When using lists in a workflow (as in work4
above) the workflow becomes forked. For example when work4
was created two models where run leading to two output maps. We can easily trace back the origins of any module output using the attribute call_path
.
# work4 has two output maps, find the origins of the first
# using the Output accessor function and the call_path
# attribute
attr(Output(work4)[[1]], which = 'call_path')
## $occurrence
## [1] "UKAnophelesPlumbeus"
##
## $covariate
## [1] "UKAir"
##
## $process
## [1] "OneHundredBackground"
##
## $model
## [1] "LogisticRegression"
##
## $output
## [1] "PrintMap"
Here is an example of a larger analysis.
work6 <- workflow(occurrence = Chain(SpOcc(species = 'Eresus kollari',
extent = c(-10, 10, 45, 65)),
SpOcc(species = 'Eresus sandaliatus',
extent = c(-10, 10, 45, 65))),
covariate = UKAir,
process = BackgroundAndCrossvalid(k = 2),
model = list(LogisticRegression,
RandomForest),
output = Chain(PrintMap(plot = FALSE),
PerformanceMeasures)
)
## Loading required package: MASS
##
## Attaching package: 'MASS'
## The following objects are masked from 'package:raster':
##
## area, select
## Loading required package: spocc
## Occurrence data does not have a "crs" column, zoon will assume it is in the same projection as the covariate data
## There are fewer than 100 cells in the environmental raster.
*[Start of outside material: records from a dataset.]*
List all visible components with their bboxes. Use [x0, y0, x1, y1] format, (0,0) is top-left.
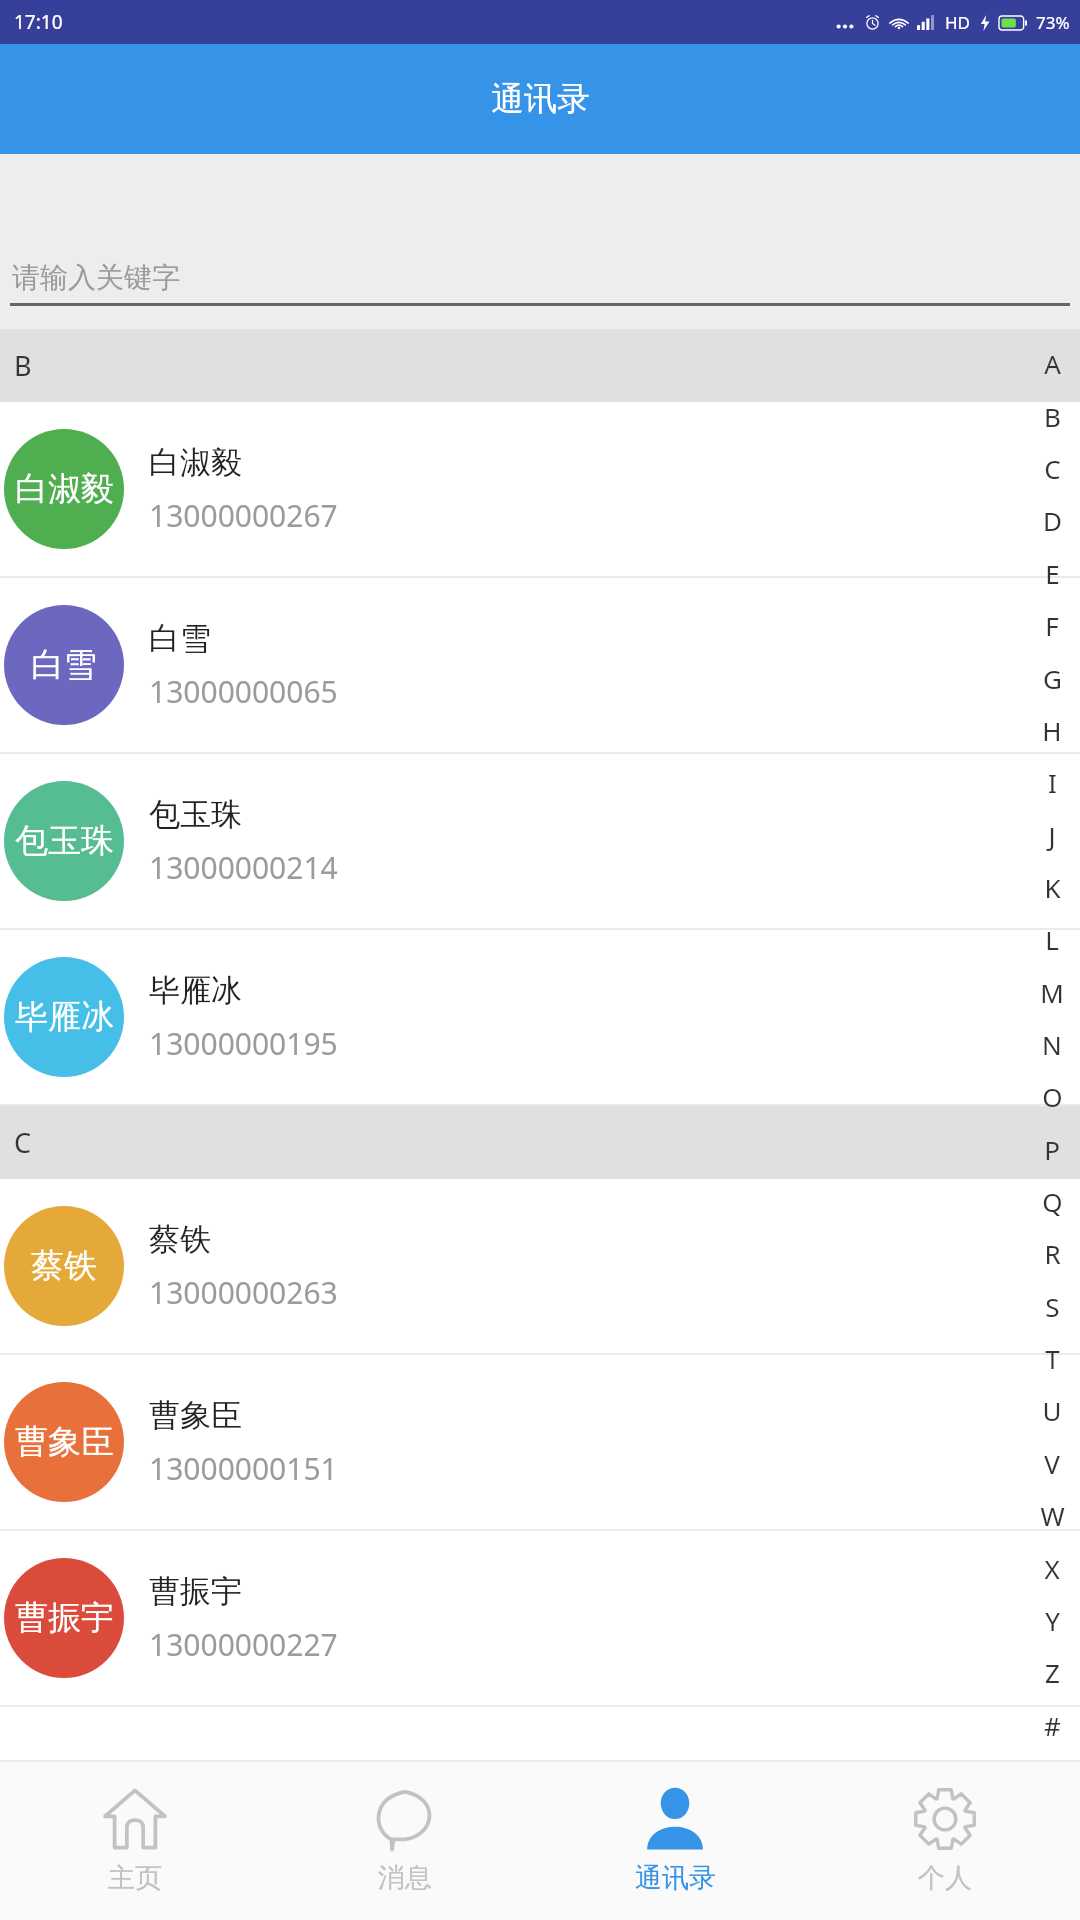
staticText: W	[1040, 1498, 1065, 1533]
staticText: Y	[1045, 1603, 1060, 1638]
staticText: 毕雁冰	[15, 996, 114, 1038]
staticText: E	[1045, 556, 1060, 591]
staticText: D	[1043, 503, 1062, 538]
staticText: B	[14, 347, 32, 384]
staticText: S	[1045, 1289, 1060, 1324]
staticText: 请输入关键字	[12, 260, 180, 295]
staticText: 蔡铁	[149, 1220, 211, 1259]
button[interactable]: 通讯录	[540, 1760, 810, 1920]
staticText: T	[1045, 1341, 1060, 1376]
staticText: 13000000195	[149, 1023, 338, 1064]
staticText: 毕雁冰	[149, 971, 242, 1010]
staticText: 曹振宇	[149, 1572, 242, 1611]
staticText: 主页	[108, 1861, 162, 1895]
staticText: Q	[1042, 1184, 1063, 1219]
staticText: C	[14, 1124, 32, 1161]
staticText: 个人	[918, 1861, 972, 1895]
staticText: 消息	[378, 1861, 432, 1895]
staticText: A	[1044, 346, 1061, 381]
staticText: P	[1044, 1132, 1060, 1167]
staticText: V	[1044, 1446, 1060, 1481]
staticText: 17:10	[14, 9, 63, 35]
staticText: HD	[945, 11, 971, 34]
staticText: L	[1045, 922, 1059, 957]
staticText: M	[1040, 975, 1064, 1010]
staticText: H	[1042, 713, 1062, 748]
staticText: 曹象臣	[15, 1421, 114, 1463]
staticText: 13000000214	[149, 847, 338, 888]
staticText: 通讯录	[491, 78, 590, 120]
staticText: Z	[1045, 1655, 1060, 1690]
staticText: N	[1042, 1027, 1062, 1062]
staticText: 包玉珠	[149, 795, 242, 834]
button[interactable]: 曹象臣	[0, 1355, 1080, 1531]
button[interactable]: Alphabet index	[1024, 329, 1080, 1760]
staticText: I	[1048, 765, 1057, 800]
staticText: 白雪	[31, 644, 97, 686]
staticText: 曹振宇	[15, 1597, 114, 1639]
staticText: 通讯录	[635, 1861, 716, 1895]
staticText: J	[1048, 818, 1056, 853]
button[interactable]: 主页	[0, 1760, 270, 1920]
button[interactable]: 个人	[810, 1760, 1080, 1920]
button[interactable]: 曹振宇	[0, 1531, 1080, 1707]
staticText: 13000000263	[149, 1272, 338, 1313]
staticText: 白雪	[149, 619, 211, 658]
staticText: 13000000065	[149, 671, 338, 712]
button[interactable]: 毕雁冰	[0, 930, 1080, 1106]
staticText: 13000000227	[149, 1624, 338, 1665]
staticText: X	[1044, 1551, 1060, 1586]
staticText: C	[1044, 451, 1061, 486]
staticText: 73%	[1036, 11, 1070, 34]
staticText: 曹象臣	[149, 1396, 242, 1435]
staticText: G	[1043, 661, 1062, 696]
staticText: 白淑毅	[15, 468, 114, 510]
button[interactable]: 白淑毅	[0, 402, 1080, 578]
staticText: 蔡铁	[31, 1245, 97, 1287]
button[interactable]: 白雪	[0, 578, 1080, 754]
button[interactable]: 消息	[270, 1760, 540, 1920]
button[interactable]: 蔡铁	[0, 1179, 1080, 1355]
staticText: 13000000151	[149, 1448, 338, 1489]
button[interactable]: 包玉珠	[0, 754, 1080, 930]
staticText: 白淑毅	[149, 443, 242, 482]
staticText: B	[1044, 399, 1061, 434]
staticText: #	[1044, 1708, 1061, 1743]
staticText: 包玉珠	[15, 820, 114, 862]
staticText: U	[1042, 1393, 1062, 1428]
staticText: F	[1045, 608, 1059, 643]
staticText: R	[1044, 1236, 1061, 1271]
staticText: 13000000267	[149, 495, 338, 536]
staticText: O	[1042, 1079, 1063, 1114]
staticText: K	[1044, 870, 1061, 905]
## Using all available cells (81) instead
# Take a look at the structure of the workflow object
str(work6, 1)
## List of 9
## $ occurrence.output:List of 1
## $ covariate.output :List of 1
## $ process.output :List of 1
## $ model.output :List of 2
## $ report :List of 4
## $ call : chr "workflow(occurrence = Chain(SpOcc(species = \"Eresus kollari\", extent = c(-10, 10, 45, 65)), SpOcc(species = \"Eresus san"| __truncated__
## $ call.list :List of 5
## $ session.info :List of 7
## ..- attr(*, "class")= chr "sessionInfo"
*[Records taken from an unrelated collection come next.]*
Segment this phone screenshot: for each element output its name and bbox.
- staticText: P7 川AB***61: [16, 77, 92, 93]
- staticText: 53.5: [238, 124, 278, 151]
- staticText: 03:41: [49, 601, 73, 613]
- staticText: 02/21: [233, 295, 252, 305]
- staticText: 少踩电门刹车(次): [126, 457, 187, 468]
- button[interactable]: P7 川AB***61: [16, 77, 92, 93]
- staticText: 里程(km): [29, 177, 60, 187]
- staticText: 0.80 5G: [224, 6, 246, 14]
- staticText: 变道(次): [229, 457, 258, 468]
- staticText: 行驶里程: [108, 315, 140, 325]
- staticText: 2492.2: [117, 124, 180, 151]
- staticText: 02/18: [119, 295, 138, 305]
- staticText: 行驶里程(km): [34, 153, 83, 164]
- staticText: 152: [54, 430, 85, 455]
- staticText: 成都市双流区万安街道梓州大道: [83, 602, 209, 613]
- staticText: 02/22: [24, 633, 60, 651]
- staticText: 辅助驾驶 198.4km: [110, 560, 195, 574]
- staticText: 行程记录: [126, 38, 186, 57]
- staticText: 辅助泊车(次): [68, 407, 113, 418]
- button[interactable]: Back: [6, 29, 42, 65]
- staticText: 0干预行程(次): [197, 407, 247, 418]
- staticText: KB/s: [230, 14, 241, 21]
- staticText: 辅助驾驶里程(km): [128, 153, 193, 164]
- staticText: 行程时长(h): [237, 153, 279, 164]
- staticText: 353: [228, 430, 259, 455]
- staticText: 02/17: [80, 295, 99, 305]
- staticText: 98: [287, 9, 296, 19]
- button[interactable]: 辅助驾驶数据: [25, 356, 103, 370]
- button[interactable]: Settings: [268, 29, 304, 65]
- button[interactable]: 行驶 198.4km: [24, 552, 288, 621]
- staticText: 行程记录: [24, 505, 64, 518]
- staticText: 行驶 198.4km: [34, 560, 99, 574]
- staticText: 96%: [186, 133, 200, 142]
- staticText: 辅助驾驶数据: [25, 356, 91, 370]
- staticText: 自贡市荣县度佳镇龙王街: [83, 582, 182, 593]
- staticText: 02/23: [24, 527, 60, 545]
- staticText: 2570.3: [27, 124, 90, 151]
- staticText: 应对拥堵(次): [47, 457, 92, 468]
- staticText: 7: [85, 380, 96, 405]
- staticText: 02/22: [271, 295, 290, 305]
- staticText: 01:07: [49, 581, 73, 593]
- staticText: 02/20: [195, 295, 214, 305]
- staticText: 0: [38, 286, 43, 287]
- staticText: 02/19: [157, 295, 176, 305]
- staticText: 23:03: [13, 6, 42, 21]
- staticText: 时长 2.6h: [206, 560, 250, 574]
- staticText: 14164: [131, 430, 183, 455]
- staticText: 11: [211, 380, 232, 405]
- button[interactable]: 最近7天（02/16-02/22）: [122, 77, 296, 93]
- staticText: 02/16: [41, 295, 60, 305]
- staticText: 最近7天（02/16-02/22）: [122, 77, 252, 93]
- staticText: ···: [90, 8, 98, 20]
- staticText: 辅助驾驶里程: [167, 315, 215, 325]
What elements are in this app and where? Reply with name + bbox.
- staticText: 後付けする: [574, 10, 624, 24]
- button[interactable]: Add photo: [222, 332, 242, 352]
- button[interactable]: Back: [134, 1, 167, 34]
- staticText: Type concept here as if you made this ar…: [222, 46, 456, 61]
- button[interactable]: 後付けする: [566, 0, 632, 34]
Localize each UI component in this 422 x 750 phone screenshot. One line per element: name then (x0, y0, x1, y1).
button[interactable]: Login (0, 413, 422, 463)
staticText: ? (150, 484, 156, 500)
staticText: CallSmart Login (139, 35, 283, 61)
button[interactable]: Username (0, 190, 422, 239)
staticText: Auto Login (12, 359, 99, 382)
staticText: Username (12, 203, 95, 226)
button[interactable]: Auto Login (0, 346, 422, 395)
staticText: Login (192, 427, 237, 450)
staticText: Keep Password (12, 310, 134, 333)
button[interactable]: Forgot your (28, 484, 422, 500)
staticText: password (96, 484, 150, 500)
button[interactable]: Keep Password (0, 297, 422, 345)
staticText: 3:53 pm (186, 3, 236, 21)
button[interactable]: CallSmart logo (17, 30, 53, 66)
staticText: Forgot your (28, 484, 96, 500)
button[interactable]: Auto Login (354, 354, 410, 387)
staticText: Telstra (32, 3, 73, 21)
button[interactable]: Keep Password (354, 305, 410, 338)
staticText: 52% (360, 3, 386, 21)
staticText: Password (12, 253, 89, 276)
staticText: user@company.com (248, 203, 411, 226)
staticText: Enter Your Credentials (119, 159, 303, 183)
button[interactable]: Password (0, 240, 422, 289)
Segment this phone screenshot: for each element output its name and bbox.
## $ module.versions :List of 5
## - attr(*, "class")= chr "zoonWorkflow"
# Create some custom plots using the raster returned from
# the output module
par(mfrow = c(2,1), mar = c(3,4,6,4))
plot(Output(work6)[[1]],
main = paste('Logistic Regression: AUC = ',
round(Output(work6)[[2]]$auc, 2)),
xlim = c(-10, 10))
plot(Output(work6)[[3]],
main = paste('Random forest: AUC = ',
round(Output(work6)[[4]]$auc, 2)))
Here we are collecting occurrence data for two species, Eresus kollari and Eresus sandaliatus and combining them (having presumably decided that this is ecologically appropriate). We are using the air temperature data from NCEP again. We are sampling 100 pseudo absence points and running two fold crossvalidation.
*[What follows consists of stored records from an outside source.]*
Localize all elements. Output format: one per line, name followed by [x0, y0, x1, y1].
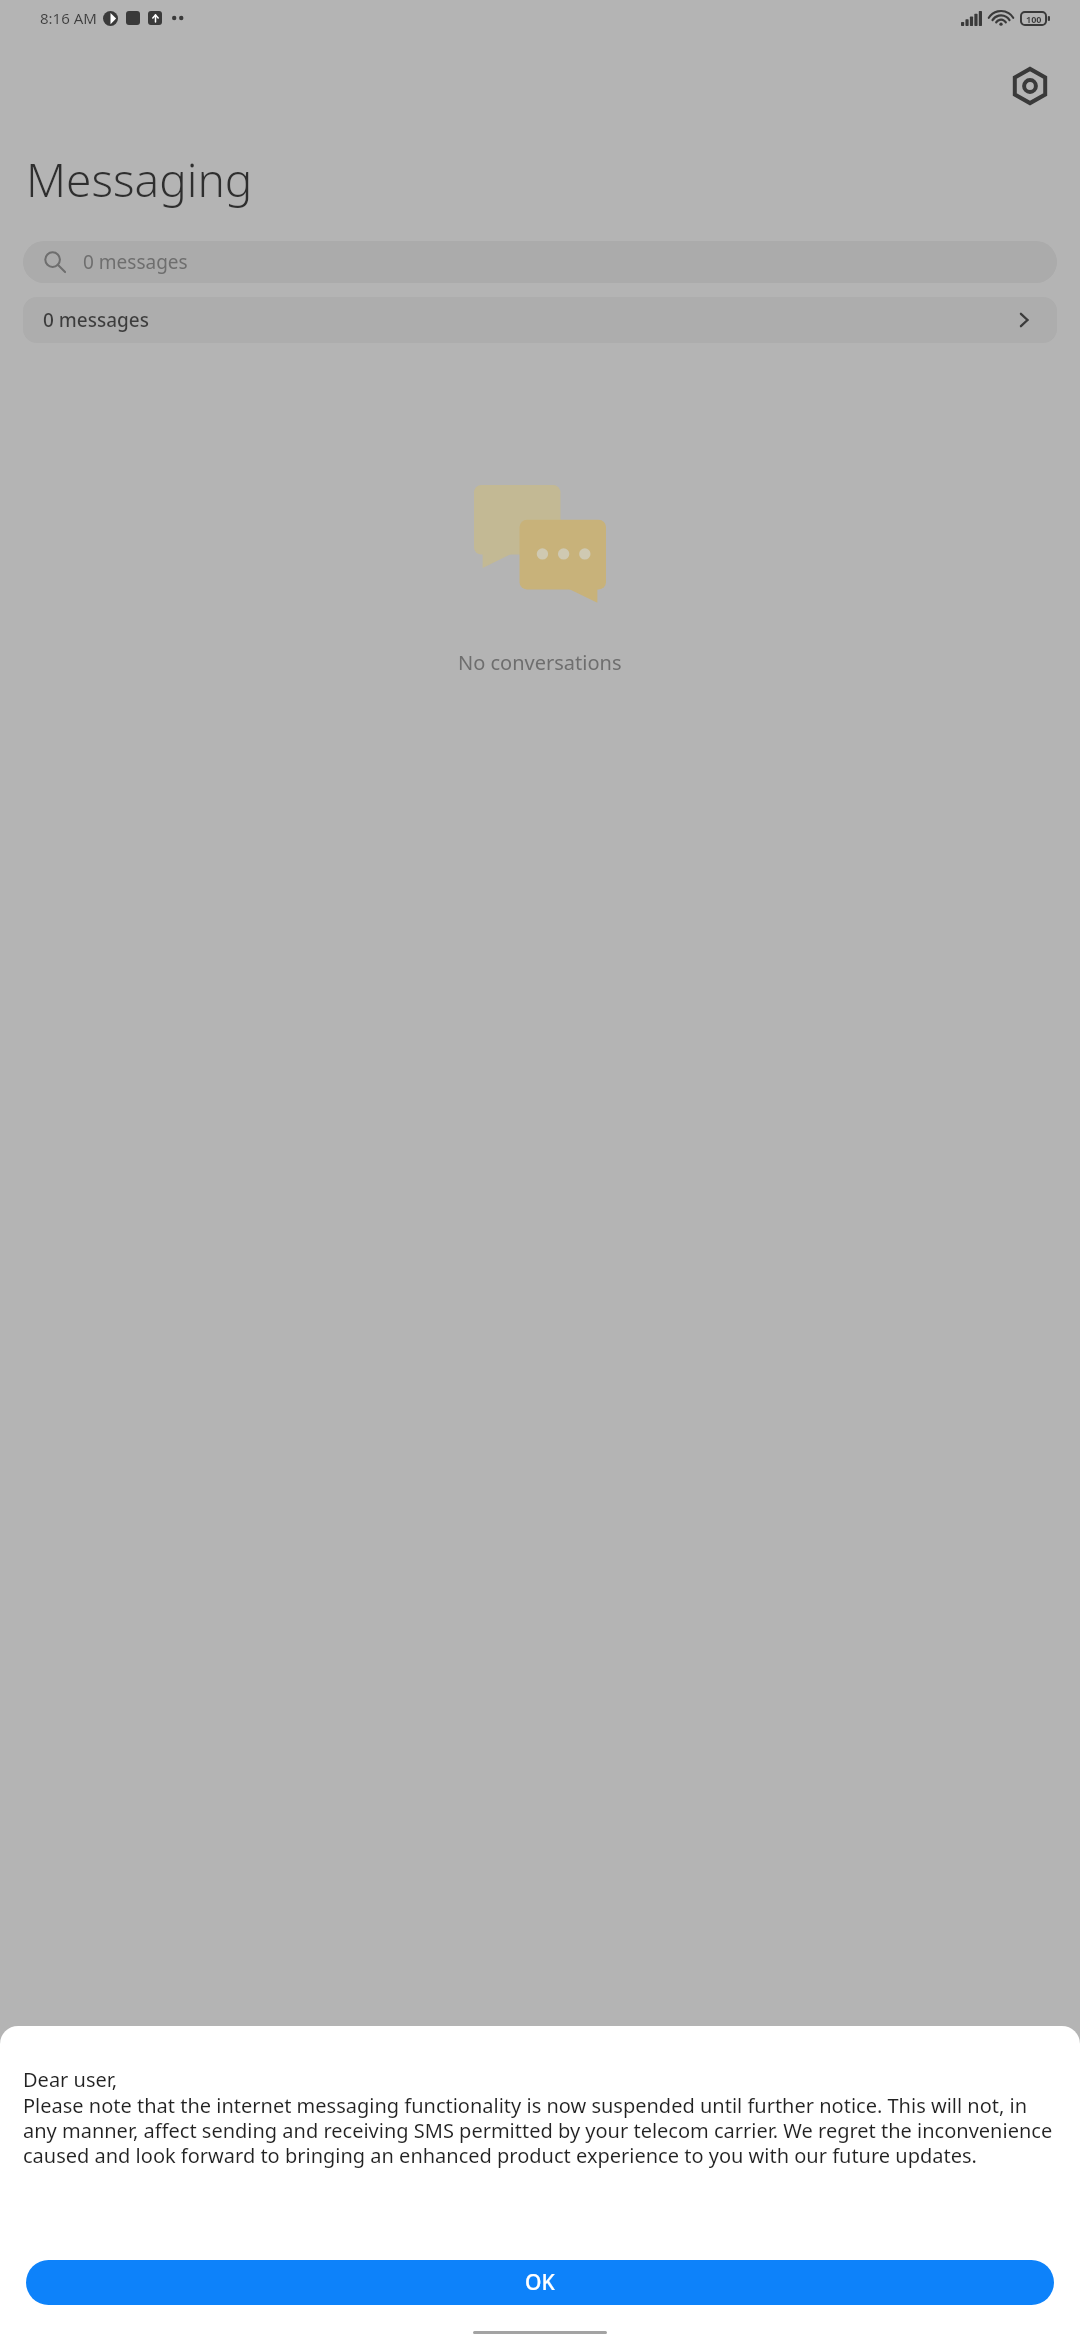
staticText: Dear user, Please note that the internet…: [23, 2066, 1060, 2168]
staticText: 0 messages: [43, 307, 149, 333]
button[interactable]: 0 messages: [23, 297, 1057, 343]
button[interactable]: OK: [26, 2260, 1054, 2305]
staticText: 100: [1026, 13, 1042, 25]
button[interactable]: 0 messages: [23, 241, 1057, 283]
staticText: OK: [525, 2268, 555, 2297]
staticText: Messaging: [26, 148, 253, 211]
staticText: 0 messages: [83, 249, 188, 275]
staticText: 8:16 AM: [40, 8, 97, 28]
button[interactable]: Settings: [1002, 58, 1058, 114]
staticText: No conversations: [458, 649, 622, 676]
We run logistic regression and random forest on the data separately. We then predict the model back over the extent of our environmental data and calculate some measures of how good the models are. Collating the output into one plot we can see the very different forms of the models and can see that the random forest has a higher AUC (implying it predicts the data better).